Non tutti gli internet service provider (o più comunemente conosciuti come Isp) svolgono la propria attività nel rispetto delle regole e delle leggi vigenti in tema di proprietà intellettuale. Ce ne sono tanti, troppi, che oltre a svolgere il proprio ruolo, tendono anche a lucrare più o meno alla luce del sole sui contenuti o i prodotti protetti da diritti.
Si tratta di promuovere, pubblicizzare e/o diffondere illecitamente contenuti/prodotti/servizi in violazione dei diritti di proprietà intellettuale (Intellectual property rights, o Ipr) e senza pagare il giusto prezzo a chi su questi contenuti/prodotti/servizi ha investito tempo e risorse.
Sono 840 milioni di euro i proventi illeciti di cui parliamo e di cui ha scritto l’avvocato Alessandro La Rosa sul sito web dello Studio Previti. Un dato che proviene dal Report realizzato a gennaio 2018 dall’Office of the United States Trade Representative (“2017 Notorious markets list spotlights global piracy and counterfeiting, defends american products and workers”) e dedicato alle migliori pratiche degli Isp per limitare e prevenire il più possibile le violazioni di diritti di proprietà intellettuale attraverso piattaforme digitali e marketplace offline.
La Rosa evidenzia alcune di queste best practice messe in campo dai provider durante lo scorso anno, con ottimi risultati nel contrasto alla pirateria online. Tra queste, precisa l’autore dell’articolo, troviamo: “l’adozione di business model che prevedono la negoziazione di contratti di licenza con i titolari dei diritti, l’accelerazione dei tempi di risposta ai reclami dei titolari dei diritti e l’implementazione di tecnologie digitali per individuare e prevenire la diffusione di materiali illeciti sulle piattaforme online”.

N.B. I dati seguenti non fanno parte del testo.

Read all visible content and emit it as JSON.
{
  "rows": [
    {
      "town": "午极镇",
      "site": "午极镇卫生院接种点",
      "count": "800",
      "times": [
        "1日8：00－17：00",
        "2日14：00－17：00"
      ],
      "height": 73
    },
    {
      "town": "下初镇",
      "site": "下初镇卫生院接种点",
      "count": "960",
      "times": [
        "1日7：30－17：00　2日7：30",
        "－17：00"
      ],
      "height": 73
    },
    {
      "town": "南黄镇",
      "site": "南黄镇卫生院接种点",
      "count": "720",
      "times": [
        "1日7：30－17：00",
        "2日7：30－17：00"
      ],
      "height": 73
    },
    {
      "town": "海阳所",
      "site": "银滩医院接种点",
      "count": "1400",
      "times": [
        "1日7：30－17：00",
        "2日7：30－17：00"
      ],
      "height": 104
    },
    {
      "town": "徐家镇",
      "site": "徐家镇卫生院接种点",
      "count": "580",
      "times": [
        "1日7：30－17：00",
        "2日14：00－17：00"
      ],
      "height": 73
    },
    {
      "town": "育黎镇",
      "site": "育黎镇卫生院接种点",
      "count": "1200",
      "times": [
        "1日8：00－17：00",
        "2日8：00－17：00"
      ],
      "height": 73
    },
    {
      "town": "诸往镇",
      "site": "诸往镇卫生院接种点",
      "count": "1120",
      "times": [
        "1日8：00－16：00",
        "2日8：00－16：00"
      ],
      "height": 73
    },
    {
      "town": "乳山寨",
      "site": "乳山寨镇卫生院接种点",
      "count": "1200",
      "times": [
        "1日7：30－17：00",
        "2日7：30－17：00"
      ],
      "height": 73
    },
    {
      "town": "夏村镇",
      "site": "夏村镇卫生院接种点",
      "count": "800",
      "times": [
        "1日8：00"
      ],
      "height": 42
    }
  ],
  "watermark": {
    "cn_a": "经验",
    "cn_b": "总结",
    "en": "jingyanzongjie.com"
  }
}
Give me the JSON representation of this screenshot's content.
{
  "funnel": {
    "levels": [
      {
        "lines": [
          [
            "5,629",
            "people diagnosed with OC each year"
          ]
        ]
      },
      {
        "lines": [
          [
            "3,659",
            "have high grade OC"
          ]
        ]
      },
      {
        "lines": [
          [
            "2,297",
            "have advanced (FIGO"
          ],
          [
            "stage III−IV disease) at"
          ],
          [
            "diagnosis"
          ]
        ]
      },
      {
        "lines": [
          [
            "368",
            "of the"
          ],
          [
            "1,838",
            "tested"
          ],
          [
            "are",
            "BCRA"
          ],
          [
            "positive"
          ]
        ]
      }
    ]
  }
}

Riguardo al confine tra i provider che fanno il loro lavoro onestamente e quelli che invece lucrano sull’illecito: “È sempre più difficile distinguere le due categorie di operatori – ha affermato La Rosa – e questo non fa altro che contribuire all’incremento di soggetti il cui primario (talvolta unico) obiettivo è, appunto, lo sfruttamento monetario di materiali illeciti attraverso pubblicità correlate, abbonamenti premium alla piattaforma stessa, data breach e malware”.
Secondo lo studio americano, la perdita dovuta alla pirateria online, le frodi, la contraffazione e gli attacchi informatici, si aggira attorno ai 4-5 miliardi di dollari, soprattutto nel settore dei media e dell’entertainment.
Come ha sottolineato ancora l’avvocato, è da “porre in evidenza come la lista di operatori fornita da “The List” dia atto della massiccia presenza di fornitori di servizi di cyberlocking e marketplace quali principali protagonisti delle violazioni degli Ipr”.
Nelle conclusioni, La Rosa suggerisce che le autorità competenti nel settore “predispongano quanto prima una “lista” europea dei mercati “notoriamente” dediti alla pirateria ed alla contraffazione (online e offline)”.
Per i legislatori europei, infine, l’invito è a riflettere concretamente “sull’opportunità di non escludere incondizionatamente i cyberlocker ed i marketplace dai providers destinatari della Proposta di modifica della Direttiva Copyright nel mercato unico digitale”.
Proprio sul tema dei cyberlocker, Federico Bagnoli Rossi, Segretario Generale FAPAV, ha ricordato in una nota come “questi servizi siano tra i più utilizzati per condividere online contenuti protetti da copyright. Il business model dei cyberlocker è tra l’altro proprio basato principalmente sulla distribuzione di questi contenuti illeciti”.
Secondo uno studio condotto dalla Digital Citizens Alliance, ha ricordato Bagnoli Rossi, “almeno il 78,6% dei file caricati su tali siti per il download e l’83,7% dei file caricati per lo streaming, hanno dei contenuti acquisiti in violazione del diritto d’autore. Il contrasto a tali “servizi”, pertanto, è decisivo per la tutela dei contenuti audiovisivi sul web”.